A political blogger in Iowa has been denied press access to the Iowa Legislature two years in a row, despite the lack of a clear policy that would disqualify her.
Laura Belin, who runs the independent news site Bleeding Heartland, covers Iowa politics and has been critical of the Republican-led House and Senate. Belin told the U.S. Press Freedom Tracker that she first sought information about press credentials in the Iowa House of Representatives in early 2019. Since then, officials have denied her requests for credentials or access to press work areas multiple times, each time citing different reasons that did not align with written policies in place. Both the House and the Senate have also changed press qualification criteria since her first application.
When Belin first sought credentials in the House, the clerk at the time, Carmine Boal, told her by email on Jan. 3, 2019, that credentials “are not issued to members of the public.”
Boal referenced Iowa House rules, which did not elaborate on qualifications for the press. She also told Belin the House consulted U.S. congressional press gallery rules, which would not appear to disqualify Belin. Boal never responded to multiple requests for further explanation from Belin.
Boal stood by the denial of Belin’s credentials in a statement to The Associated Press but did not elaborate on why she did not meet the chamber’s rules that restricted access to the press box to “representatives of the press, radio, and television.”
After the Iowa Freedom of Information Council wrote to Boal expressing concerns about Belin’s rejection, Boal responded on Feb. 5 that House rules “do not offer a definition” of members of the media, and again pointed to congressional rules. In a copy of the response letter provided to the U.S. Press Freedom Tracker, she wrote that online outlets are not excluded and said that credentials are not denied based on content. However, she also said that the House has not “credentialed any ‘non-traditional media’ since 2015,” a policy that did not appear in writing.
Belin also applied for access to desks reserved for members of the press in the Iowa Senate in January 2019. She was initially told that she could access vacant spaces on day passes. However, Belin said she was never issued a day pass, even when the desks were not in use
Both the House and the Senate updated their press policies after Belin’s initial inquiries, according to the AP. The House updated its policy in February 2019 to include requirements that credentialed press be “bona fide correspondents of repute” and a “paid correspondent.” Bleeding Heartland is editorially independent and a registered business. Belin, as its owner, is entitled to any proceeds.
Belin applied for press credentials for the 2020 legislative session. She was denied credentials from the House on Jan. 10, 2020. House Clerk Meghan Nelson told her in an email that the House does not credential “outlets that are nontraditional/independent in nature.” This requirement is not included in the Iowa House press policy.
The Senate abolished media credentials and adopted a new reserved work space policy, in place for the 2020 legislative session, which guides access to desks in the Senate chamber reserved for media and Senate staff.

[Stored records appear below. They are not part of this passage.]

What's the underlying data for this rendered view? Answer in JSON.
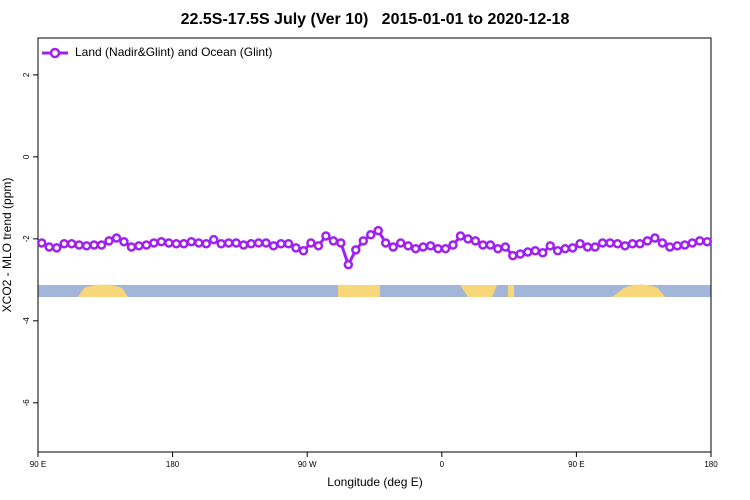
{
  "chart_data": {
    "type": "line",
    "title": "22.5S-17.5S July (Ver 10)   2015-01-01 to 2020-12-18",
    "xlabel": "Longitude (deg E)",
    "ylabel": "XCO2 - MLO trend (ppm)",
    "xlim": [
      90,
      540
    ],
    "ylim": [
      -7.2,
      2.9
    ],
    "xticks": [
      {
        "value": 90,
        "label": "90 E"
      },
      {
        "value": 180,
        "label": "180"
      },
      {
        "value": 270,
        "label": "90 W"
      },
      {
        "value": 360,
        "label": "0"
      },
      {
        "value": 450,
        "label": "90 E"
      },
      {
        "value": 540,
        "label": "180"
      }
    ],
    "yticks": [
      2,
      0,
      -2,
      -4,
      -6
    ],
    "legend": "top-left",
    "x": [
      92.5,
      97.5,
      102.5,
      107.5,
      112.5,
      117.5,
      122.5,
      127.5,
      132.5,
      137.5,
      142.5,
      147.5,
      152.5,
      157.5,
      162.5,
      167.5,
      172.5,
      177.5,
      182.5,
      187.5,
      192.5,
      197.5,
      202.5,
      207.5,
      212.5,
      217.5,
      222.5,
      227.5,
      232.5,
      237.5,
      242.5,
      247.5,
      252.5,
      257.5,
      262.5,
      267.5,
      272.5,
      277.5,
      282.5,
      287.5,
      292.5,
      297.5,
      302.5,
      307.5,
      312.5,
      317.5,
      322.5,
      327.5,
      332.5,
      337.5,
      342.5,
      347.5,
      352.5,
      357.5,
      362.5,
      367.5,
      372.5,
      377.5,
      382.5,
      387.5,
      392.5,
      397.5,
      402.5,
      407.5,
      412.5,
      417.5,
      422.5,
      427.5,
      432.5,
      437.5,
      442.5,
      447.5,
      452.5,
      457.5,
      462.5,
      467.5,
      472.5,
      477.5,
      482.5,
      487.5,
      492.5,
      497.5,
      502.5,
      507.5,
      512.5,
      517.5,
      522.5,
      527.5,
      532.5,
      537.5
    ],
    "series": [
      {
        "name": "Land (Nadir&Glint) and Ocean (Glint)",
        "color": "#a020f0",
        "values": [
          -2.1,
          -2.2,
          -2.22,
          -2.12,
          -2.12,
          -2.15,
          -2.17,
          -2.15,
          -2.15,
          -2.05,
          -1.98,
          -2.07,
          -2.2,
          -2.17,
          -2.15,
          -2.1,
          -2.07,
          -2.1,
          -2.12,
          -2.12,
          -2.07,
          -2.1,
          -2.12,
          -2.02,
          -2.12,
          -2.1,
          -2.1,
          -2.15,
          -2.12,
          -2.1,
          -2.1,
          -2.17,
          -2.12,
          -2.12,
          -2.22,
          -2.29,
          -2.1,
          -2.17,
          -1.93,
          -2.05,
          -2.1,
          -2.63,
          -2.27,
          -2.05,
          -1.9,
          -1.8,
          -2.1,
          -2.2,
          -2.1,
          -2.17,
          -2.24,
          -2.2,
          -2.17,
          -2.24,
          -2.24,
          -2.15,
          -1.93,
          -2.0,
          -2.05,
          -2.15,
          -2.15,
          -2.24,
          -2.2,
          -2.41,
          -2.37,
          -2.32,
          -2.29,
          -2.34,
          -2.17,
          -2.29,
          -2.24,
          -2.22,
          -2.12,
          -2.2,
          -2.2,
          -2.1,
          -2.1,
          -2.12,
          -2.17,
          -2.12,
          -2.12,
          -2.05,
          -1.98,
          -2.1,
          -2.2,
          -2.17,
          -2.15,
          -2.1,
          -2.05,
          -2.07
        ]
      }
    ]
  }
}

On Jan. 10, Belin received an email from Secretary of the Senate Charlie Smithson notifying her that “it has been determined that you do not meet the criteria to be a ‘member of the media’” under the Senate’s work space policy. Correspondence provided by Belin shows that Smithson did not respond to her multiple requests for further explanation of what criteria she did not meet under the policy.
Belin told the Tracker that press freedom protections are not just for journalists pulling a full-time salary. She suspects she was denied access because her approach differs from the “traditional objectivity stance.”
“I don’t think it’s constitutional for them to exclude me because they don’t like the opinions on my website,” Belin said.
Iowa House and Senate officials did not respond to requests for comment.